Figure 2. Fairy ring. © Darrell D. Hensley. From the University of Tennessee Turfgrass Diseases page; used with permission.
Nuclear fusion (karyogamy) and meiosis occur in basidia, which are formed in a layer of cells called the hymenium. In addition to basidia, the hymenium often includes specialized non-reproductive cells called cystidia. Cystidia and other anatomical features of mushrooms provide many characters used in Agaricomycete taxonomy (Clémençon 1997; Donk 1964; Singer 1986).
Most groups of Agaricomycetes produce undivided basidia, called homobasidia (Fig. 3), but other members of the Agaricomycetes produce basidia that are divided by septa, including the Auriculariales, Sebacinales, and certain members of the Cantharellales (Tulasnella). Most of the fungi now classified in the Agaricomycetes used to be placed in the "Homobasidiomycetes" (Hibbett and Thorn 2001), but that name has been abandoned in recognition of the fact that not all members of the group have homobasidia.

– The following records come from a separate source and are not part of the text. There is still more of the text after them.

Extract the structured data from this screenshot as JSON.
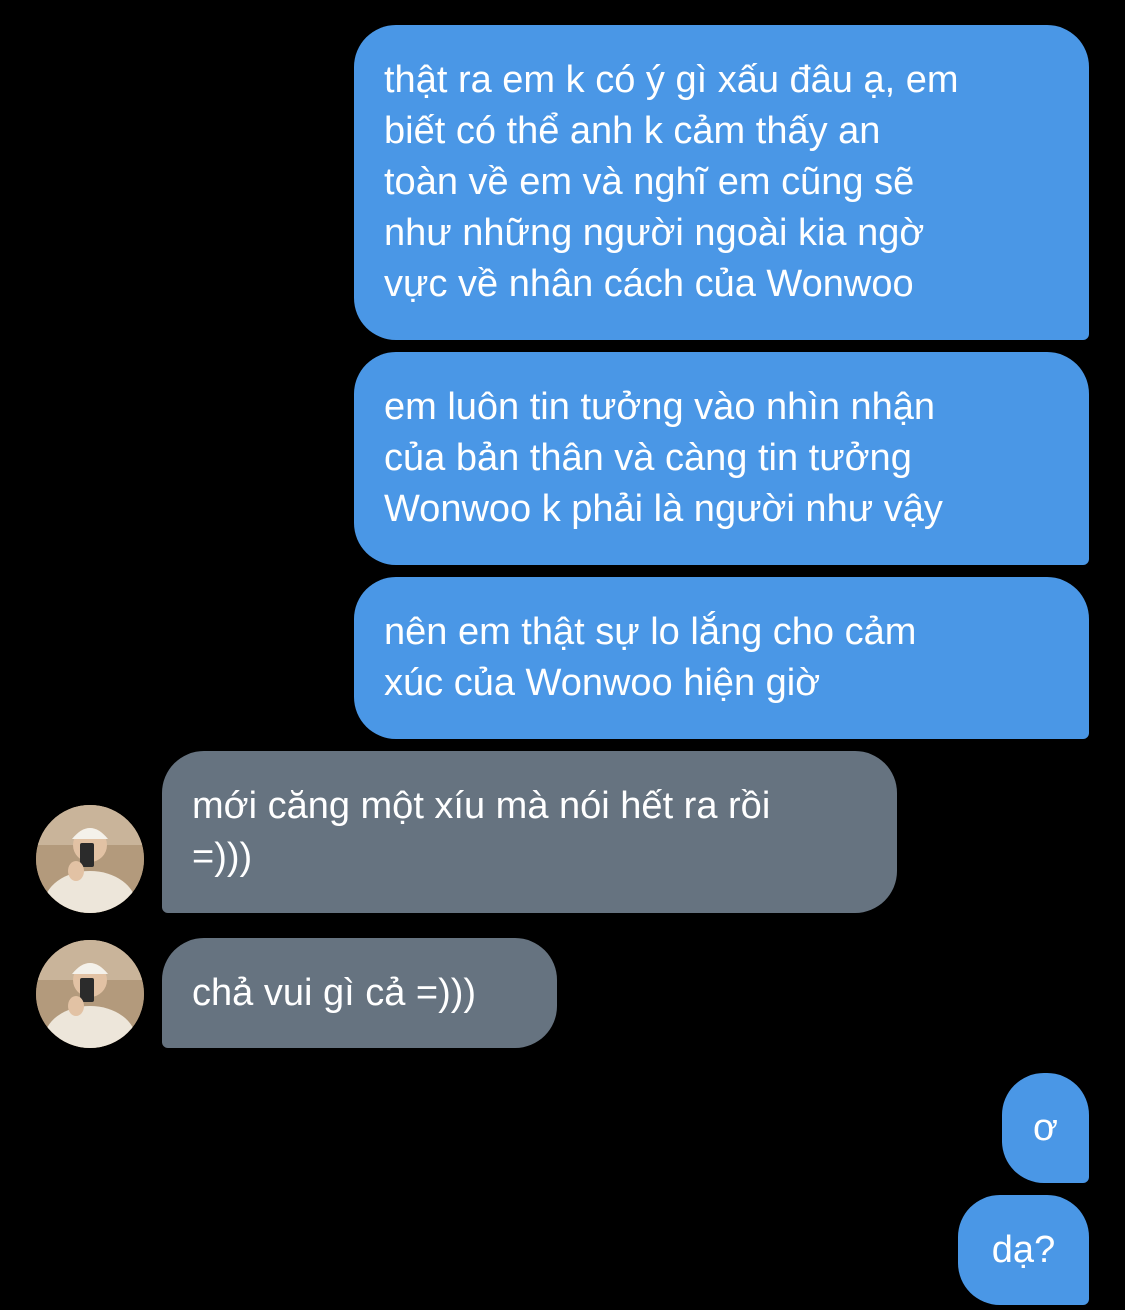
{
  "conversation": {
    "messages": [
      {
        "sender": "me",
        "text": "thật ra em k có ý gì xấu đâu ạ, em\nbiết có thể anh k cảm thấy an\ntoàn về em và nghĩ em cũng sẽ\nnhư những người ngoài kia ngờ\nvực về nhân cách của Wonwoo"
      },
      {
        "sender": "me",
        "text": "em luôn tin tưởng vào nhìn nhận\ncủa bản thân và càng tin tưởng\nWonwoo k phải là người như vậy"
      },
      {
        "sender": "me",
        "text": "nên em thật sự lo lắng cho cảm\nxúc của Wonwoo hiện giờ"
      },
      {
        "sender": "them",
        "text": "mới căng một xíu mà nói hết ra rồi\n=)))"
      },
      {
        "sender": "them",
        "text": "chả vui gì cả =)))"
      },
      {
        "sender": "me",
        "text": "ơ"
      },
      {
        "sender": "me",
        "text": "dạ?"
      }
    ]
  },
  "colors": {
    "background": "#000000",
    "sent_bubble": "#4a97e6",
    "received_bubble": "#667380",
    "text": "#ffffff"
  },
  "icons": {
    "contact_avatar": "avatar-photo"
  }
}
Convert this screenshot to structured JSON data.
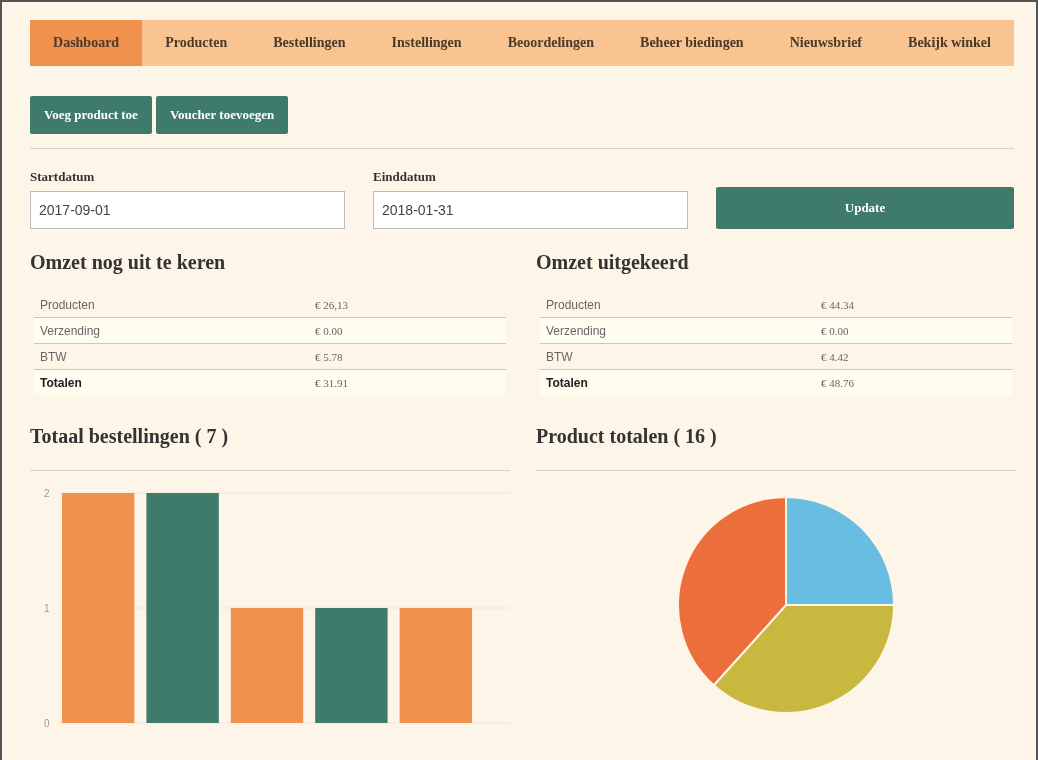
{
  "nav": [
    {
      "label": "Dashboard",
      "selected": true
    },
    {
      "label": "Producten",
      "selected": false
    },
    {
      "label": "Bestellingen",
      "selected": false
    },
    {
      "label": "Instellingen",
      "selected": false
    },
    {
      "label": "Beoordelingen",
      "selected": false
    },
    {
      "label": "Beheer biedingen",
      "selected": false
    },
    {
      "label": "Nieuwsbrief",
      "selected": false
    },
    {
      "label": "Bekijk winkel",
      "selected": false
    }
  ],
  "actions": [
    "Voeg product toe",
    "Voucher toevoegen"
  ],
  "filters": {
    "start": {
      "label": "Startdatum",
      "value": "2017-09-01"
    },
    "end": {
      "label": "Einddatum",
      "value": "2018-01-31"
    },
    "button": "Update"
  },
  "summaries": [
    {
      "title": "Omzet nog uit te keren",
      "rows": [
        {
          "label": "Producten",
          "value": "€ 26,13",
          "total": false
        },
        {
          "label": "Verzending",
          "value": "€ 0.00",
          "total": false
        },
        {
          "label": "BTW",
          "value": "€ 5.78",
          "total": false
        },
        {
          "label": "Totalen",
          "value": "€ 31.91",
          "total": true
        }
      ]
    },
    {
      "title": "Omzet uitgekeerd",
      "rows": [
        {
          "label": "Producten",
          "value": "€ 44.34",
          "total": false
        },
        {
          "label": "Verzending",
          "value": "€ 0.00",
          "total": false
        },
        {
          "label": "BTW",
          "value": "€ 4.42",
          "total": false
        },
        {
          "label": "Totalen",
          "value": "€ 48.76",
          "total": true
        }
      ]
    }
  ],
  "orders": {
    "title": "Totaal bestellingen ( 7 )",
    "chart_data": {
      "type": "bar",
      "ylim": [
        0,
        2
      ],
      "yticks": [
        0,
        1,
        2
      ],
      "series": [
        {
          "color": "#f0914e",
          "values": [
            2,
            null,
            1,
            null,
            1
          ]
        },
        {
          "color": "#3f7b6b",
          "values": [
            null,
            2,
            null,
            1,
            null
          ]
        }
      ]
    }
  },
  "products": {
    "title": "Product totalen ( 16 )"
  }
}
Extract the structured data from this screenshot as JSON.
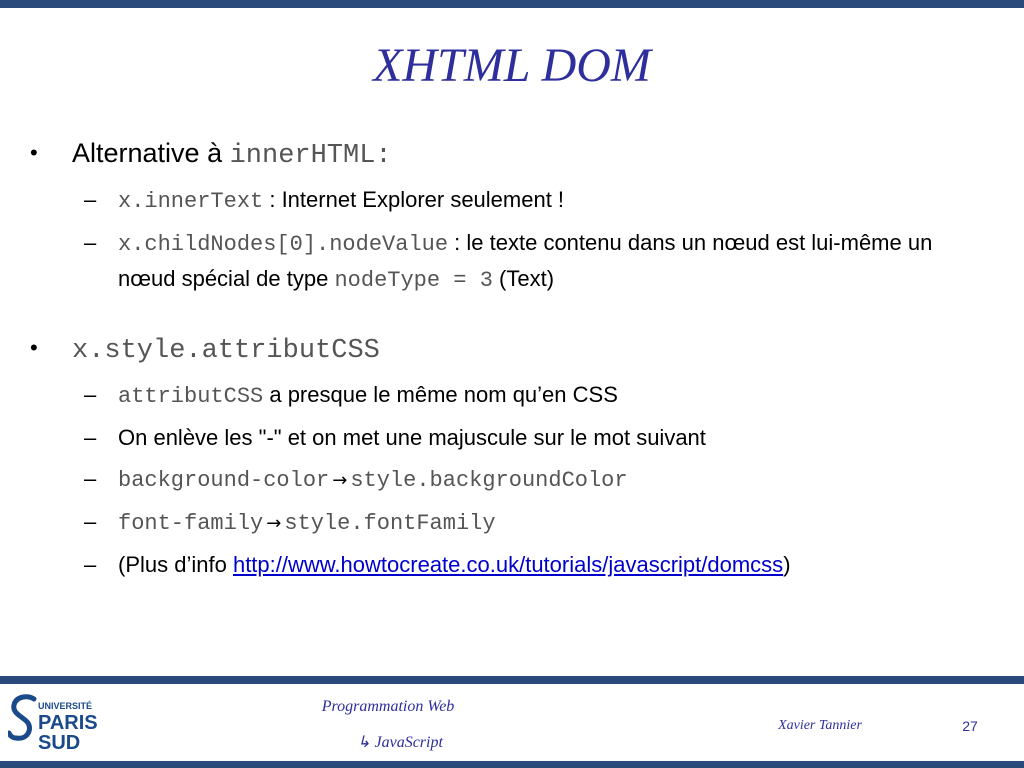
{
  "slide": {
    "title": "XHTML DOM",
    "bullet_symbol": "•",
    "dash_symbol": "–",
    "arrow_symbol": "→",
    "items": [
      {
        "text": "Alternative à ",
        "code": "innerHTML",
        "suffix": ":",
        "subitems": [
          {
            "code": "x.innerText",
            "text": " : Internet Explorer seulement !"
          },
          {
            "code": "x.childNodes[0].nodeValue",
            "text": " : le texte contenu dans un nœud est lui-même un nœud spécial de type ",
            "code2": "nodeType = 3",
            "text2": " (Text)"
          }
        ]
      },
      {
        "code": "x.style.attributCSS",
        "subitems": [
          {
            "code": "attributCSS",
            "text": " a presque le même nom qu’en CSS"
          },
          {
            "text": "On enlève les \"-\"  et on met une majuscule sur le mot suivant"
          },
          {
            "code": "background-color",
            "code2": "style.backgroundColor"
          },
          {
            "code": "font-family",
            "code2": "style.fontFamily"
          },
          {
            "text": "(Plus d’info ",
            "link": "http://www.howtocreate.co.uk/tutorials/javascript/domcss",
            "text2": ")"
          }
        ]
      }
    ]
  },
  "footer": {
    "course": "Programmation Web",
    "topic_icon": "arrow-hook-icon",
    "topic_symbol": "↳",
    "topic": " JavaScript",
    "author": "Xavier Tannier",
    "page_number": "27",
    "logo": {
      "line1": "UNIVERSITÉ",
      "line2": "PARIS",
      "line3": "SUD"
    }
  },
  "colors": {
    "title": "#2e2f9c",
    "rules": "#2a4a7c",
    "code": "#555555",
    "link": "#0000cc",
    "logo": "#1a4a8a"
  }
}
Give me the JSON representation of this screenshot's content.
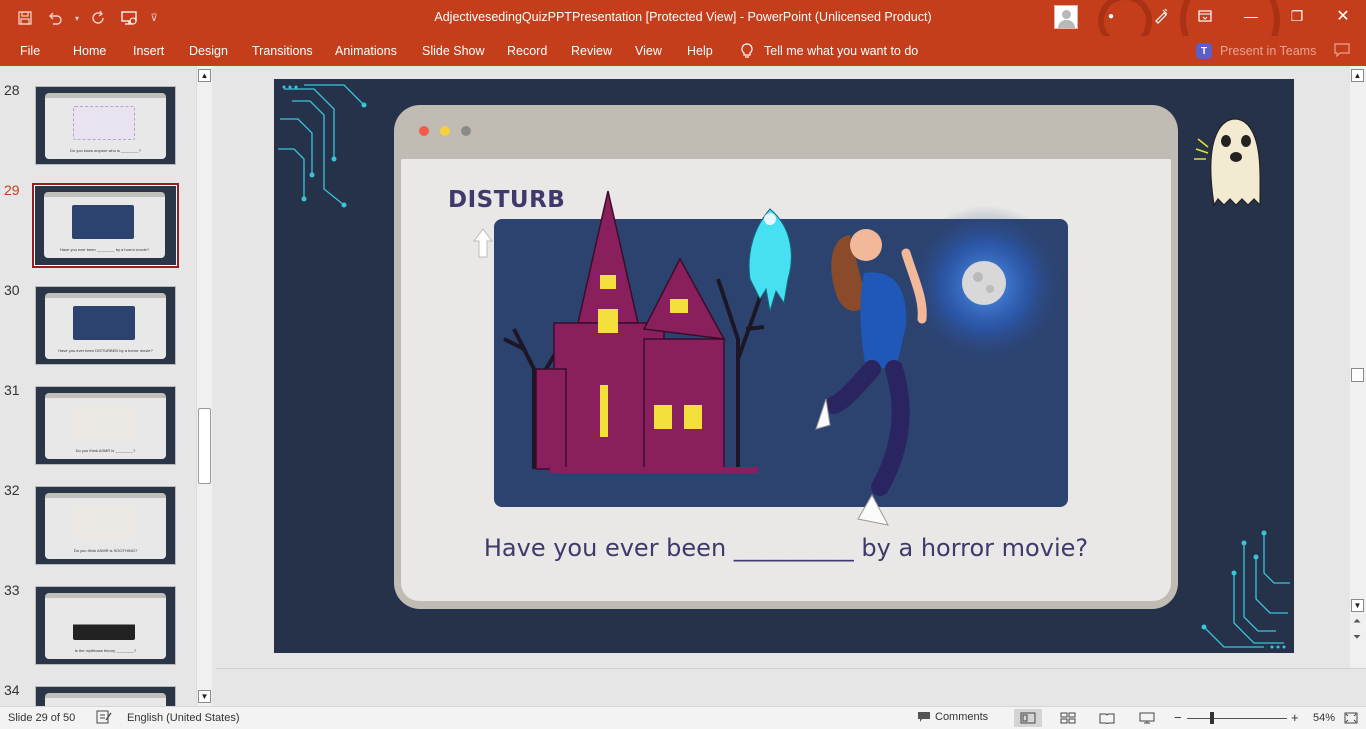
{
  "window": {
    "title": "AdjectivesedingQuizPPTPresentation [Protected View]  -  PowerPoint (Unlicensed Product)",
    "accent": "#c43e1c"
  },
  "qat": {
    "icons": [
      "save-icon",
      "undo-icon",
      "redo-icon",
      "present-from-start-icon",
      "customize-icon"
    ]
  },
  "menu": {
    "items": [
      "File",
      "Home",
      "Insert",
      "Design",
      "Transitions",
      "Animations",
      "Slide Show",
      "Record",
      "Review",
      "View",
      "Help"
    ],
    "tell_me": "Tell me what you want to do",
    "present_in_teams": "Present in Teams"
  },
  "thumbnails": [
    {
      "number": "28",
      "caption": "Do you know anyone who is ________?"
    },
    {
      "number": "29",
      "caption": "Have you ever been ________ by a horror movie?",
      "selected": true
    },
    {
      "number": "30",
      "caption": "Have you ever been DISTURBED by a horror movie?"
    },
    {
      "number": "31",
      "caption": "Do you think ASMR is ________?"
    },
    {
      "number": "32",
      "caption": "Do you think ASMR is SOOTHING?"
    },
    {
      "number": "33",
      "caption": "Is the mythbase theory ________?"
    },
    {
      "number": "34",
      "caption": ""
    }
  ],
  "slide": {
    "title": "DISTURB",
    "question": "Have you ever been __________ by a horror movie?"
  },
  "status": {
    "slide_info": "Slide 29 of 50",
    "language": "English (United States)",
    "comments": "Comments",
    "zoom": "54%"
  }
}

Two to eight basidiospores (meiospores) are formed on each basidium—the most common number of spores is four. Most textbook illustrations of spore production in Agaricomycetes show four meiotic products migrating into four spores, leaving behind an empty basidium. The actual events of basidiosporogenesis are more complicated, however (Fig. 3). Basidiosporogenesis usually involves a post-meiotic mitosis, yielding eight haploid nuclei (as in Ascomycota). The post-meiotic mitosis may occur in the basidia, spores, or sterigmata (the stalks on which the spores are produced). If it occurs in the spores, then there may or may not be a back-migration of the "extra" nuclei into the basidia. Thus, there are diverse patterns of nuclear behavior leading to the production of spores. Variations in these patterns might provide clues to phylogenetic relationships in Agaricomycetes, but they have been studied in too few species to make broad generalizations (Hibbett et al 1994a, Mueller and Ammirati 1993).
Figure 3. Basidiosporogenesis. A: Pre-fusion dikaryotic stage. B-D: Post-fusion diploid nucleus and meiosis. E-G: Spore development and nuclear migration into spores. H: Post-meiotic mitosis. I: Back-migration of nuclei into the basidium. © Mycological Society of America. From Hasebe et al. (1991); used with permission.
Although much attention in Agaricomycetes has been focused on fruiting bodies, the mycelium also forms other specialized multicellular structures. Examples include rootlike rhizomorphs, which enable Agaricomycetes to forage along the forest floor (Fig. 4), and sclerotia, which are resting structures from which fruiting bodies may be formed.
Figure 4. Rhizomorphs of Armillaria in culture (left; © James B. Anderson; from the Mycological Society of America Slide Collection) and in nature (right; © American Phytopathological Society; from the APS Education Center Illustrated Glossary). Images used with permission.